Let’s dissolve two narratives taking root at the moment. They are that Mayo are fortunate to be in an All-Ireland final and secondly they have had a handy run there.
Narrative number one is Mayo are in another All-Ireland final because six of the seven teams they have met so far weren’t good enough to beat them. This is despite Mayo playing what can be considered “good” football for about 35 minutes in total.
Narrative number two is that beating teams from Divisions Two and Three as well as one heading to Division Four is less than heroic. And Kerry or Dublin … what of them?
The Kingdom have beaten Clare twice and Tipperary once. With a small bit of good fortune, they could have reached an All-Ireland final by not leaving their own province at all. So far they have flexed against two Division Three teams.
The Dubs have steamrolled two Division Three teams and a Division Two team before meeting a tired Donegal in the quarters. But it’s Mayo that has had it handier, we are told: strange indeed. I would say most Mayo managers would gladly opt any day for a system that by beating Clare and Tipperary you are guaranteed an All-Ireland semi-final place.
The Mayo footballers and the Galway hurlers did something similar last autumn. The symmetry between those two teams is appealing. Both seen as great prospects, both regulars in Croke Park big days and both always stabled in the runners-up enclosure.
Both make great copy for the press and media and both wear their pain and joy on the sleeve for all to see. Machiavellian writers waited for the fall of both.
Somehow or other Galway escaped without damaging their new manager too much. Mayo, though, took a different approach. They removed the safety net. They flung a rope across a gorge and tied it to wooden stakes.
The new manager and his bunch of gnarled warriors have seemed an odd fit up to this week. Both wedded to each other and with no scope for another divorce.
A truculent and dull league full of excuses saw Mayo do enough to keep their almost twenty-year run in that Division intact. Cork, who hosed both Mayo and Monaghan, fell through the trapdoor and they stayed up. Such are the vagaries of fate when the gods smile upon you.
Attempts at a defensive set-up have in the main looked pitiful but Mayo get by. Barry Moran looked as comfortable as a giraffe on skis against Tipperary but made two mighty catches at pivotal times that took the wind out of Tipperary.

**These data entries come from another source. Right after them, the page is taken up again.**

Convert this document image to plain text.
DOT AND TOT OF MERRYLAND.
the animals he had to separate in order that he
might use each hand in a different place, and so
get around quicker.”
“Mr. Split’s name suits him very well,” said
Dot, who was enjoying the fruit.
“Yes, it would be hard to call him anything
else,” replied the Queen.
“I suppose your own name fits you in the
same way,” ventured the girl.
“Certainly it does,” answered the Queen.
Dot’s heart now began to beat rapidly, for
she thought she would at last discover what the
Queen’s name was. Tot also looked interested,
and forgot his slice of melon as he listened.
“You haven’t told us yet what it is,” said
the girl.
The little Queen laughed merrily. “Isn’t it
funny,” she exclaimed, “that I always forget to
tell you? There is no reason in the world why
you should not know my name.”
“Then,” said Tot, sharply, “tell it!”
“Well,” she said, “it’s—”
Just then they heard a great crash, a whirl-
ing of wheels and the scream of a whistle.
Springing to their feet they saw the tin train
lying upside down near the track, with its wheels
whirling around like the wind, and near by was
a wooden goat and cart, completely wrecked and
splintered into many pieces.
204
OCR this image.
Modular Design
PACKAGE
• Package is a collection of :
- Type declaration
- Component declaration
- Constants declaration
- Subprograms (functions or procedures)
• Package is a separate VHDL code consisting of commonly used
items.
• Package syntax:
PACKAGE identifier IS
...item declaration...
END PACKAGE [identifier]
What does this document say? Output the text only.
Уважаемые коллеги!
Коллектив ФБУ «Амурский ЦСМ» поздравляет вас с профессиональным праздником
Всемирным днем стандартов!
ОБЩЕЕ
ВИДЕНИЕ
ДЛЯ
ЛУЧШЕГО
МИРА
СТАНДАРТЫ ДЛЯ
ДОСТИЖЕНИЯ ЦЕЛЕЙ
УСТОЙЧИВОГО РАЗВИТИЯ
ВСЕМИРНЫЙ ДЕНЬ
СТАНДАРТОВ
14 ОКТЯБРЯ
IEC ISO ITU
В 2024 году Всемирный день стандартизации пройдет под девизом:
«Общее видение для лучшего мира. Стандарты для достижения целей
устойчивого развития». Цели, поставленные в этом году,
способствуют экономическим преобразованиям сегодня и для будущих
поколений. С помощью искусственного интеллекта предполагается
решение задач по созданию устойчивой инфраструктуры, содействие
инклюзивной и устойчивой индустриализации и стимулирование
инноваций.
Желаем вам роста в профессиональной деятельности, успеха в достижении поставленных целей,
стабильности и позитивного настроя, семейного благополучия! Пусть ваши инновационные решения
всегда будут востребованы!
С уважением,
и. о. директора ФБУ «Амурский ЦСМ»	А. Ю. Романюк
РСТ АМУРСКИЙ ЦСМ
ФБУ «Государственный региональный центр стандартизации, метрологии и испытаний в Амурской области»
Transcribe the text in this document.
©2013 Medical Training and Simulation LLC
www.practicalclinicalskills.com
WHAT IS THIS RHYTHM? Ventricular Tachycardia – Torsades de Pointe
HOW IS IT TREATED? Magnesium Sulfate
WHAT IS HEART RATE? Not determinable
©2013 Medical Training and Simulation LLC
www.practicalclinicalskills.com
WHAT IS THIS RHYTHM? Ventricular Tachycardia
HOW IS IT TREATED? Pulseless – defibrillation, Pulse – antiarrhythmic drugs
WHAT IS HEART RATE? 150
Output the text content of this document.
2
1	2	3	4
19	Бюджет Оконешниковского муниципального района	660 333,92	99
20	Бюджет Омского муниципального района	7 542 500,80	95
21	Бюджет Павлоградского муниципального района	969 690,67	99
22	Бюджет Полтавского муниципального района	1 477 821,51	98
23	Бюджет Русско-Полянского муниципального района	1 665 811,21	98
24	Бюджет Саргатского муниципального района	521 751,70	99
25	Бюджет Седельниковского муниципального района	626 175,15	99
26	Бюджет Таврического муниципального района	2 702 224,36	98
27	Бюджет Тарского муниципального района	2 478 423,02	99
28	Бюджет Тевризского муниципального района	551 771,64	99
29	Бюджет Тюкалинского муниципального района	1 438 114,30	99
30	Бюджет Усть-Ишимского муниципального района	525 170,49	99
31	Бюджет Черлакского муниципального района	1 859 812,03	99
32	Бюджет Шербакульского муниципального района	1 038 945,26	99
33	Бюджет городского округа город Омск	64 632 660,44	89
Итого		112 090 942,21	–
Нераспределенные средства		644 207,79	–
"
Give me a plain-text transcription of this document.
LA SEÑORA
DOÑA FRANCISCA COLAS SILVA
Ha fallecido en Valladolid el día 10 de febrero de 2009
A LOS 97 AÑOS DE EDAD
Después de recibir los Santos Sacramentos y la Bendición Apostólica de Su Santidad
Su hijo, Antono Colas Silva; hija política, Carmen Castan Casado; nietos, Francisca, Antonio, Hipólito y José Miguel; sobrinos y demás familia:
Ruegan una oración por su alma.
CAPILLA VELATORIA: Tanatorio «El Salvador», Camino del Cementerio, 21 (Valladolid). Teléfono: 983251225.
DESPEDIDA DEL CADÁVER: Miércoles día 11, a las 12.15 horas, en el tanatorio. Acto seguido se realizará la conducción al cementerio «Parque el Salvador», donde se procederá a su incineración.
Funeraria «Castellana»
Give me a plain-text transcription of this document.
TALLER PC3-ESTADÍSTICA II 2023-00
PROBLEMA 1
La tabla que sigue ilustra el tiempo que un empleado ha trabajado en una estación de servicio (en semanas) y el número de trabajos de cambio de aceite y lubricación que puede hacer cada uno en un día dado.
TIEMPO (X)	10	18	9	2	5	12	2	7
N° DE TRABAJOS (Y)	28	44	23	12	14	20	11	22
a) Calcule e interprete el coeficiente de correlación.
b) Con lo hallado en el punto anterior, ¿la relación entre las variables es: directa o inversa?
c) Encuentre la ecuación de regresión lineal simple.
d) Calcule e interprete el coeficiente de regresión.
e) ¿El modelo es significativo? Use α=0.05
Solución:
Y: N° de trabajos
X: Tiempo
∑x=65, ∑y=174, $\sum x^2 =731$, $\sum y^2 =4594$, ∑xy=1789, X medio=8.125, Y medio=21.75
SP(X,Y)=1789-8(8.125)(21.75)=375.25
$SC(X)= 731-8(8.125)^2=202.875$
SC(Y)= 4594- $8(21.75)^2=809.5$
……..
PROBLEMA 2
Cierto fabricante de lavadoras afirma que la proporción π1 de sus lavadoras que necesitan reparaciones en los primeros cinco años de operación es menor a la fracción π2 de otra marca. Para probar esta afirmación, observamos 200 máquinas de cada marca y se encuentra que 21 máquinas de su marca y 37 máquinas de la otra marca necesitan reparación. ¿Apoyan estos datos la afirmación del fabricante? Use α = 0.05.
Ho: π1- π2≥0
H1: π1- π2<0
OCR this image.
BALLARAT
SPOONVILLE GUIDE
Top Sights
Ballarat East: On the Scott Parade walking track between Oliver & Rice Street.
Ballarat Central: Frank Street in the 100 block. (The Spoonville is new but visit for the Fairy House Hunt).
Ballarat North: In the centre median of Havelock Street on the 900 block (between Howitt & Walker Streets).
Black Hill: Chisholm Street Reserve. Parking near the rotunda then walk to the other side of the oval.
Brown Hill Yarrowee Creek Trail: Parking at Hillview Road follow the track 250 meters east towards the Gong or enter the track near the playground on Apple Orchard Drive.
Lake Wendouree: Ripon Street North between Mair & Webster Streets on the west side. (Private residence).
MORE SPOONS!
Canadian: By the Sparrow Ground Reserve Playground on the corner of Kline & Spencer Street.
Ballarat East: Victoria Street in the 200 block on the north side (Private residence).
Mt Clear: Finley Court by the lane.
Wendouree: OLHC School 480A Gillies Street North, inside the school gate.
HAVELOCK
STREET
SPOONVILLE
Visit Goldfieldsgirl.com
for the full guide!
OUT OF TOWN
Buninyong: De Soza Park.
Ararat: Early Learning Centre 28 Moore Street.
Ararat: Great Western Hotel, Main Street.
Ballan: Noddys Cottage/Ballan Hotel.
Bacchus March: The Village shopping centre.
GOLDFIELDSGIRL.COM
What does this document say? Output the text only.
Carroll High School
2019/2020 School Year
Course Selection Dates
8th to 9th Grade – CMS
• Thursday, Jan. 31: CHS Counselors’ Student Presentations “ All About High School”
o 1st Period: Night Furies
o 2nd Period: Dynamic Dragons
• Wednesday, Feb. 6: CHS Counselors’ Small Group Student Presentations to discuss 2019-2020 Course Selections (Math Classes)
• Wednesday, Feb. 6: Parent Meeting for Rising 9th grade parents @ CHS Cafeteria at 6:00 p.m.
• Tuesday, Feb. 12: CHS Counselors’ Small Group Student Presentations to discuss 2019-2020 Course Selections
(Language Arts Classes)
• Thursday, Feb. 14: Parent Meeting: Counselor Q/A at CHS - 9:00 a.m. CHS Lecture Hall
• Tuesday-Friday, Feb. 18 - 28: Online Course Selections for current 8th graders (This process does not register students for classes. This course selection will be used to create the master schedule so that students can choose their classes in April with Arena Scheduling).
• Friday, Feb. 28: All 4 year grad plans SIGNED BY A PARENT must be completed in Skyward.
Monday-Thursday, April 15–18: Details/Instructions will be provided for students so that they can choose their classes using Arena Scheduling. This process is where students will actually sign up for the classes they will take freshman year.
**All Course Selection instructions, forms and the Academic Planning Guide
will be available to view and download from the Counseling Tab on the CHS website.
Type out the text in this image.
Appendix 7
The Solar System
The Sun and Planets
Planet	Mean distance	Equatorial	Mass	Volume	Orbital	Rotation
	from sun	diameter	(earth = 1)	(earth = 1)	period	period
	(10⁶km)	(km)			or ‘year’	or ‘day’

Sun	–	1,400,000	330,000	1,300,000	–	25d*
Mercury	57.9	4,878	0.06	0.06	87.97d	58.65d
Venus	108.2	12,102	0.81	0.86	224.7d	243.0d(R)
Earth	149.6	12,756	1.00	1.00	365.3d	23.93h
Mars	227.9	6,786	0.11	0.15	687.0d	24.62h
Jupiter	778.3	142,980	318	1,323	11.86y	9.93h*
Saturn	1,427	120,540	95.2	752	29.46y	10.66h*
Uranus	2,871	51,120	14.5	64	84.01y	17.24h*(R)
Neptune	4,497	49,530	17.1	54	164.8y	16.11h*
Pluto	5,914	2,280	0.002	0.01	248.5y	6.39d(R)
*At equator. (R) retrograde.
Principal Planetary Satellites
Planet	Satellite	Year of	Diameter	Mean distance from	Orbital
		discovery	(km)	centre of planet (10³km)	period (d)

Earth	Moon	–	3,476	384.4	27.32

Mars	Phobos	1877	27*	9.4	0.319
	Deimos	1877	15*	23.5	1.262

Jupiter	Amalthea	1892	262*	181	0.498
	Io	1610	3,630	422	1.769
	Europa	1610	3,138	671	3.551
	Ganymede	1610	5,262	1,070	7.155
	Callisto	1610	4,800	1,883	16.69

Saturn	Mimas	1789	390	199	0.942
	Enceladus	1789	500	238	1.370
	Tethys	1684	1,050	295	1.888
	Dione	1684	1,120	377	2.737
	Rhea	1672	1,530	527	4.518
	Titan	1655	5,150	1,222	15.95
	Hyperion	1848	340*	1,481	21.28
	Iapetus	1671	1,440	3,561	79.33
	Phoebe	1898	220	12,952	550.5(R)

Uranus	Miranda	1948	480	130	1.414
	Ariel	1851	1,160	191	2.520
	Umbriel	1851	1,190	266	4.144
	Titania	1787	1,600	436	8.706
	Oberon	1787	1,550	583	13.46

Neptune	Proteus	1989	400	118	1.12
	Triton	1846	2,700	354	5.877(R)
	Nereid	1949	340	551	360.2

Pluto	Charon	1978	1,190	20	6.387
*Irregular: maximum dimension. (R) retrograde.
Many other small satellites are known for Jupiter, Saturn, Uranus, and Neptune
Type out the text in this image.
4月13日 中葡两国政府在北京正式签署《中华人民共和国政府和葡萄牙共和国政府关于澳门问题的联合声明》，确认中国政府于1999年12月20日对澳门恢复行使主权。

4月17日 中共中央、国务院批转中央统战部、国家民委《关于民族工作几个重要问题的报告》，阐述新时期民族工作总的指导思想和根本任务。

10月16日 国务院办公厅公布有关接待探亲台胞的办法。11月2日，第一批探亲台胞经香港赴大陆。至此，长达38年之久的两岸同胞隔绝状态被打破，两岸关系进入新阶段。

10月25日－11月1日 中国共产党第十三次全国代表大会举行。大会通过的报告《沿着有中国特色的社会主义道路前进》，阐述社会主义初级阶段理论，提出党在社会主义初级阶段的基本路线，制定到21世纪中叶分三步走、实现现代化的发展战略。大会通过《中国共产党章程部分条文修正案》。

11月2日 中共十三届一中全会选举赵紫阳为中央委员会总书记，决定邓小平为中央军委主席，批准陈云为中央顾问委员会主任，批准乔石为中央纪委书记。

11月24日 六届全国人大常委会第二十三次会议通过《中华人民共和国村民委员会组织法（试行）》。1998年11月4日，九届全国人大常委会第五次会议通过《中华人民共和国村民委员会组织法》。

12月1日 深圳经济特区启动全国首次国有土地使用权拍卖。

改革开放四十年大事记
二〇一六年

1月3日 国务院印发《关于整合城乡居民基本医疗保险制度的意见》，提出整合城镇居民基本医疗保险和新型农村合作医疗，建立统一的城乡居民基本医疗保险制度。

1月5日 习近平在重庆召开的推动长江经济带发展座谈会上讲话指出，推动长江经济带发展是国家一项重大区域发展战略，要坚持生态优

Mayo have a screen in front of their full-back but, ironically, they don’t appear to have an actual full-back at all.
Each team they have played so far would have looked for Mayo as opponents; each team beaten by Mayo could legitimately ask how come they then lost to them, particularly Tyrone. It’s a question Mayo pre-2011 often had to ponder themselves.
So, in a non-vintage football wise year, Mayo have taken advantage of the poor soil and, without ever blossoming themselves, are now in the garden for the final day fête. Better Mayo teams in the past surely must scratch their heads.
The men of 1996 – a forward line that possessed James Horan, John Casey and a free-taker of the calibre of Maurice Sheridan, with Kevin O’Neill tethered to the bench and, a year later, the mercurial Ciaran MacDonald – must surely ask … why not us?
But football doesn’t go that way. Mayo are in this year’s football final because they deserve it. In fact the Mayo minors are the only team from Mayo, club or county, that has failed to reach an All-Ireland final in 2016.
Ardnaree, Hollymount/Carramore and Castlebar respectively graced the Junior, Intermediate and Senior club finals. Mayo U21s won their All-Ireland final, the county Juniors lost to Kerry in the final and the teachers won the Inter-Firms final. For good measure, the hurlers won the Rackard Cup.
So you’d have to conclude that we haven’t done half bad, sir. Throw in our ladies and the football of Mayo, despite the senior’s dirty oil and backfiring engine, is actually alive and well.
Will we win in September? John Healy that great Mayo writer of the Irish Times always said he knew when Charles Haughey would retire and when that time would come, Healy would tell his colleagues. I am of the great Healy’s vintage now, age-wise I hasten, not writing ability.
Born a year after the 1951 albatross year, I felt it my destiny to say when that great day would come, if ever. Now that we are in final number eight since 1989, a twenty-seven year spell during which time only Kerry beat us for final day gigs, hand on heart I cannot honestly come to a conclusion.
This team, this season, has defied every ounce of football nous I thought I possessed. They are unfathomable. Having crossed the fraying tight rope, an end is in sight.
The fall is steep and the consequences harsh but, in Mayo, despite what others think, we ourselves are our own harshest critics. Like the 1989 final against Cork, Cork again in the 1993 semi-final, ’96 against Meath, ’97, 2004 and 2006 against Kerry, the Sligo/Longford debacles of 2010, Donegal ’12, Dublin ‘13, Kerry semi-final replay in ’14, Dublin ditto in ’15, Mayo people will head into the winter whatever the result, and come January they and their mighty football men will saddle the pony once more and head back into battle.
Can every other county and the many writers that criticise us say the same? I don’t think so. Whatever this September’s outcome will be, Mayo won’t be going away.